Тем временем Брисигида возвращалась к жизни. Бледная кожа покрывалась неровным румянцем – давление вернулось к норме, и кровь стремительно заполняла все сосуды и капилляры. Некоторые, самые тонкие, не выдерживали потока свежей крови и лопались, расцветая алыми звездочками на коже. Дыхание, до того еле заметное, стало шумным и сильным. Феликса расслышала стук сердца жрицы – оно аритмично билось, напоминая муху, с усилием прорвавшую смертельную паутину.
Прошла всего пара минут, и Брисигида открыла глаза. Она с протяжным стоном села на циновке и тут же схватилась за живот.
– Точно, – сообразила Феликса. – Мой завтрак… Ты же не переносишь черный хлеб. И мясо не ешь.
– Причем тут это? – поразился Лаэрт, опускаясь на колени рядом с Брис и протягивая ей фляжку с водой.
– Ты поменялась с ней оставшимися годами жизни, не так ли? – догадался Данатос. – Включая последние мгновения до ритуала. Она переваривает пищу, которую съела ты. Чувствует твои мелкие раны. Усталость от воздействия зелья, вероятно, тоже.
– Зараза, ты прошлась по ракушкам босиком? – зашипела жрица, подтверждая слова брата. Она потянулась к ступням, но не нашла порезов – тело приняло только ощущение. – Хм, если нет ссадин, все пройдет само, и довольно быстро, – девушка тут же нахмурилась, осознав, что значат слова оборотня. Она огляделась и увидела то, что искала – деревянный сундук, и тут же вскочила на ноги, возмущенно глядя на Феликсу.
– Ну, давай, скажи, какая я самовлюбленная и безответственная гордячка, на все готовая, лишь бы прославиться как герой, – фыркнула Феликса. – А потом возмутись, как мог император последним указом сделать меня наследницей. А потом возмутись еще больше тем, как я пренебрегла оказанной мне честью и доверием. Потом ты, конечно, справедливости ради поблагодаришь нас всех за спасение, но снова начнешь заламывать руки, утверждая, что судьба страны и всего мира важнее твоей жизни. А потом…
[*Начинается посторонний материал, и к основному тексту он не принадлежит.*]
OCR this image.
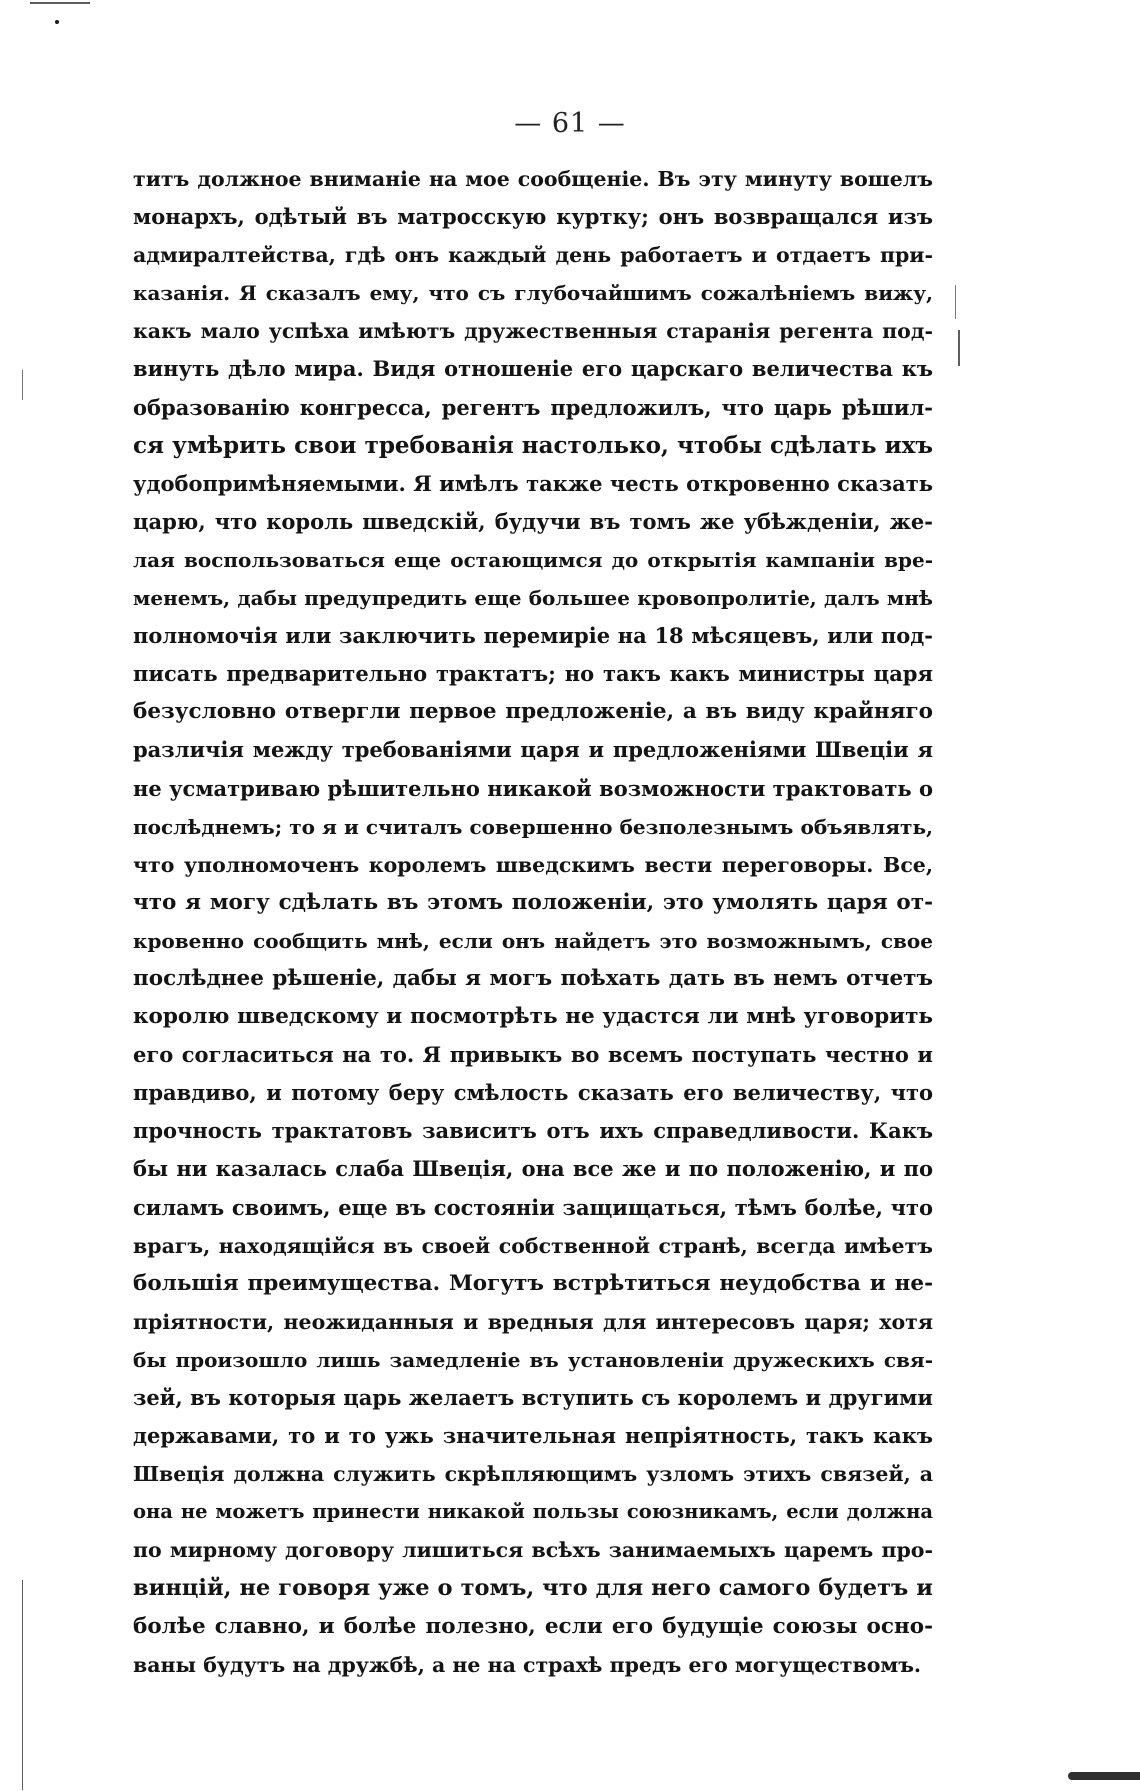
— 61 —
титъ должное вниманіе на мое сообщеніе. Въ эту минуту вошелъ
монархъ, одѣтый въ матросскую куртку; онъ возвращался изъ
адмиралтейства, гдѣ онъ каждый день работаетъ и отдаетъ при-
казанія. Я сказалъ ему, что съ глубочайшимъ сожалѣніемъ вижу,
какъ мало успѣха имѣютъ дружественныя старанія регента под-
винуть дѣло мира. Видя отношеніе его царскаго величества къ
образованію конгресса, регентъ предложилъ, что царь рѣшил-
ся умѣрить свои требованія настолько, чтобы сдѣлать ихъ
удобопримѣняемыми. Я имѣлъ также честь откровенно сказать
царю, что король шведскій, будучи въ томъ же убѣжденіи, же-
лая воспользоваться еще остающимся до открытія кампаніи вре-
менемъ, дабы предупредить еще большее кровопролитіе, далъ мнѣ
полномочія или заключить перемиріе на 18 мѣсяцевъ, или под-
писать предварительно трактатъ; но такъ какъ министры царя
безусловно отвергли первое предложеніе, а въ виду крайняго
различія между требованіями царя и предложеніями Швеціи я
не усматриваю рѣшительно никакой возможности трактовать о
послѣднемъ; то я и считалъ совершенно безполезнымъ объявлять,
что уполномоченъ королемъ шведскимъ вести переговоры. Все,
что я могу сдѣлать въ этомъ положеніи, это умолять царя от-
кровенно сообщить мнѣ, если онъ найдетъ это возможнымъ, свое
послѣднее рѣшеніе, дабы я могъ поѣхать дать въ немъ отчетъ
королю шведскому и посмотрѣть не удастся ли мнѣ уговорить
его согласиться на то. Я привыкъ во всемъ поступать честно и
правдиво, и потому беру смѣлость сказать его величеству, что
прочность трактатовъ зависитъ отъ ихъ справедливости. Какъ
бы ни казалась слаба Швеція, она все же и по положенію, и по
силамъ своимъ, еще въ состояніи защищаться, тѣмъ болѣе, что
врагъ, находящійся въ своей собственной странѣ, всегда имѣетъ
большія преимущества. Могутъ встрѣтиться неудобства и не-
пріятности, неожиданныя и вредныя для интересовъ царя; хотя
бы произошло лишь замедленіе въ установленіи дружескихъ свя-
зей, въ которыя царь желаетъ вступить съ королемъ и другими
державами, то и то ужь значительная непріятность, такъ какъ
Швеція должна служить скрѣпляющимъ узломъ этихъ связей, а
она не можетъ принести никакой пользы союзникамъ, если должна
по мирному договору лишиться всѣхъ занимаемыхъ царемъ про-
винцій, не говоря уже о томъ, что для него самого будетъ и
болѣе славно, и болѣе полезно, если его будущіе союзы осно-
ваны будутъ на дружбѣ, а не на страхѣ предъ его могуществомъ.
– Умолкни, будь добра, – холодно прервала ее Брисигида. Она опустилась на колени рядом с чародейкой и принялась бесцеремонно ее осматривать: оттянула нижнее и верхнее веко, осмотрела зубы, достала неизвестно откуда маленький ножичек и отрезала им прядь волос, которая тут же обратилась в прах. Этим же ножичком легко царапнула Феликсе предплечье и коротким жестом вылечила царапину, которая даже не думала кровоточить. Феликса равнодушно позволила ей проделать все манипуляции и послушно молчала. Сосредоточенная жрица продолжала осмотр: прощупала пульс и несколько минут вглядывалась в радужку каждого глаза. – Прекрасно, – вынесла она вердикт. – Ты бессмертна и бесплодна. Императрица мечты. Королева-лич! А теперь я скажу, что ответила бы мне ты, – ехидно продолжила жрица. – Что это не навсегда, и близится конец эпохи, и это вовсе не обязательно апокалипсис. Что бессмертная может править и без наследников, но править все равно нечем, потому что страну захватила сила, которую тебе не одолеть. Ты скажешь, что не стоит зря переживать, ведь все уже случилось, и предложишь заняться, к примеру, пиратством, осев на Паланийских островах.
– Идея неплохая, – с карикатурно серьезным видом кивнула Феликса, – но у меня есть план получше.
– Но мне ты его, конечно же, не расскажешь, – проворчала жрица.
– Зачем? Ты все равно его раскритикуешь. Скажешь, например, что он глупый и детский.
Они обе даже не заметили, как вскочили на ноги, и теперь долго смотрели друг на друга.
Феликса досадливо вздохнула и отвела взгляд. «Ладно, – подумала она, – разве я могу поступить иначе? В конце концов, какое-то время мы крепко дружили. Пока мой поганый язык все не испортил».
– Вот поэтому мы с тобой и разругались, – покачала головой Брисигида. – Ты ввязываешься в очередную драку, чаще всего – ненужную, и ничего никому не говоришь. Как твои родители это терпели?